We understand that the Senate will vote by voice (no roll call, no accountability) on an amendment to NAGPRA after it reconvenes Nov. 16. Thus time is of the essence and we ask your prompt attention to the following matter:

(This is a quote from The Friends of America’s Past web site http://www.friendsofpast.org/)

” Without mentioning NAGPRA by name, Colorado Senator Campbell introduced an amendment that significantly changes the intent and scope of NAGPRA. By referring to Public Law 101-601 rather than calling attention to the more familiar NAGPRA, the clear intent was to slip this amendment by unnoticed. No time was allowed for discussion of this amendment. Although the original framers of NAGPRA recognized that the scientific community and the general public have a significant interest in understanding our nation’s factual prehistory, these interests have been quietly set aside with two words: ‘or was’. A press report (www.Indianz.com 10/1/04) quoted a Senate staffer who said the amendment was ” non-controversial” .
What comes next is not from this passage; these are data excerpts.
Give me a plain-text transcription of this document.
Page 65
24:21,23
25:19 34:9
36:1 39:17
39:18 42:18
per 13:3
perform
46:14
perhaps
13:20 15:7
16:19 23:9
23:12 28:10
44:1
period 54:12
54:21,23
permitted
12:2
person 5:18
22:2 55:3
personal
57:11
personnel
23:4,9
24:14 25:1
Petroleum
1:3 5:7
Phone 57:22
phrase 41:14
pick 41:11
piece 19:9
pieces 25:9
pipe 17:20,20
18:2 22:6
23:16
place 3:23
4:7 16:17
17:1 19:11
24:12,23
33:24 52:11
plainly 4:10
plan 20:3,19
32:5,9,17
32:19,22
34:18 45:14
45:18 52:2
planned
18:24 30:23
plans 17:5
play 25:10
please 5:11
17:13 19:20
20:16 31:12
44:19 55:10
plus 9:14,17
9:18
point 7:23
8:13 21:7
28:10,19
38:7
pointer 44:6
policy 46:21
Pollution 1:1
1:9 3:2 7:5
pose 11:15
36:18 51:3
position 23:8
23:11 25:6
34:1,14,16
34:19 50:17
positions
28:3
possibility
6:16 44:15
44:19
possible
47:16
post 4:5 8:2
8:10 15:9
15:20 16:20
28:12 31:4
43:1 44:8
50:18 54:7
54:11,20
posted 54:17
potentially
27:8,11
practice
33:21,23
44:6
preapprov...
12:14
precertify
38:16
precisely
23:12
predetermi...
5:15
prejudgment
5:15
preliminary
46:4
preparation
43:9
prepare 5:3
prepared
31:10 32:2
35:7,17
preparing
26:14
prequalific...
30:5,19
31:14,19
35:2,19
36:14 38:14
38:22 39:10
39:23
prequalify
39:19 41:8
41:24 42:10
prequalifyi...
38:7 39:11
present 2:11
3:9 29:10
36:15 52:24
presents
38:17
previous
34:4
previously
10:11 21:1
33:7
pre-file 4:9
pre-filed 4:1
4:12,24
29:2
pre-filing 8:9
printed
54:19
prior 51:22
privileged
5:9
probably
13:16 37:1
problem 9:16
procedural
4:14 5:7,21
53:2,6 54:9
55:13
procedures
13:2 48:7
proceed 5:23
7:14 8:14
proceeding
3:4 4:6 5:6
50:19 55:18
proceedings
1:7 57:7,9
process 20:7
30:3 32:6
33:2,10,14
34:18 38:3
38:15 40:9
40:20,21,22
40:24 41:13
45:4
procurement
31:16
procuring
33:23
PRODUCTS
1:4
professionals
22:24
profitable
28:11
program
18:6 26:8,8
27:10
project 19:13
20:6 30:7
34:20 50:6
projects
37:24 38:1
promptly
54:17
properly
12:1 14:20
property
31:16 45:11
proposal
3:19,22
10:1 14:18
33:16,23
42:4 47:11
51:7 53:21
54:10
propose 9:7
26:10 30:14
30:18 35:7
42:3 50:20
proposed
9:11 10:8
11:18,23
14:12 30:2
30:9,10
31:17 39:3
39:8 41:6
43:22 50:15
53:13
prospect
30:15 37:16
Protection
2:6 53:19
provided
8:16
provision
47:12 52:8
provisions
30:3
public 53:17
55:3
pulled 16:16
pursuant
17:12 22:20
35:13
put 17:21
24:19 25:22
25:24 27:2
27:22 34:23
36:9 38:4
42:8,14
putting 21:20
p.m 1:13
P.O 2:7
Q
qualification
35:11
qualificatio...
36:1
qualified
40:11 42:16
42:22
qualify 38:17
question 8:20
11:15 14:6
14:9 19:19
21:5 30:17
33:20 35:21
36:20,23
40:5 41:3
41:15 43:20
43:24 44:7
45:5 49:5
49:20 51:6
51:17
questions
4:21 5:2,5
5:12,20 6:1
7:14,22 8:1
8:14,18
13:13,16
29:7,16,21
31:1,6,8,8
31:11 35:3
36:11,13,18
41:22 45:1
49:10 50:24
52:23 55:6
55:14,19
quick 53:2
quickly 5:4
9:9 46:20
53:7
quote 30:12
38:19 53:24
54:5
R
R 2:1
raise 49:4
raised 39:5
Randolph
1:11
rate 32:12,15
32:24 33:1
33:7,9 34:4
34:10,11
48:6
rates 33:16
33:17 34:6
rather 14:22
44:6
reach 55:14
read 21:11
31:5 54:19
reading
” The statute’s definition of Native American was a central issue in the Kennewick Man case. In fact, the government argued before the Ninth Circuit Court of Appeals that if the bones of ” Adam and Eve” were found within our borders, they would be considered Native American under NAGPRA. As a result they would have been given to claiming tribes, reburied, and the public would have no legal right to object. This new amendment effectively allows any federally recognized tribes to claim any and all ancient remains even though they can produce, as the Ninth Circuit Court stated, ” no cognizable link” to the remains. This new definition puts all ancient remains such as Spirit Cave, Wizards Beach, Gordon Creek, Horn Shelter, and Arlington Springs under NAGPRA.

” If this new wording had been part of NAGPRA in 1996 when the Kennewick remains were discovered, the skeleton would have been deemed Native American, given to the claiming tribe (Umatilla), and reburied without study. Although NAGPRA requires that a tribe produce evidence of a relationship to an identifiable prior group, the Secretary of the Interior has the authority to set aside this requirement. Former Secretary Babbitt did so at least twenty times, allowing repatriation to claiming tribes without requiring any evidence beyond their beliefs. The government and tribes have argued that under NAGPRA, Native American remains cannot be studied for research purposes. NAGPRA does include such a statement.

” Expanding NAGPRA in this way imposes a simplistic view of the past: that the only inhabitants of the continent were the ancestors of modern American Indians. Time and time again, scientists have refuted this idea. Two words ‘or was’ denies factual understanding of the complexities that surely existed in the peopling of the Americas by giving American Indians exclusive control over our nation’s prehistory. In the Kennewick Man case, the government and tribes argued unsuccessfully all the information obtained during government studies is proprietary to the tribes should not be accessible to the public. With NAGPRA’s amended language, the public would be denied access to any information discovered about the earliest people to inhabit the continent. All information about our prehistory would belong exclusively to the tribes.”

” Contact your Senators and Representatives in Washington DC and voice your concern that this reportedly ‘non-consequential’ amendment to S.2843 has passed committee review without the benefit of public review or any consideration of the far-reaching consequences.”

The ATADA Board of Directors has asked me to create a “Legislative Alert” web page. More information on this alert will shortly be posted to the new web page.

There are numerous issues of importance to collectors and dealers alike. I am looking for help to collect information to be posted on our new web page. I am inviting all of you to send me subjects for posting and I am especially looking for help in keeping up to date on these rapidly developing topics.

Thank you for your prompt attention to this matter.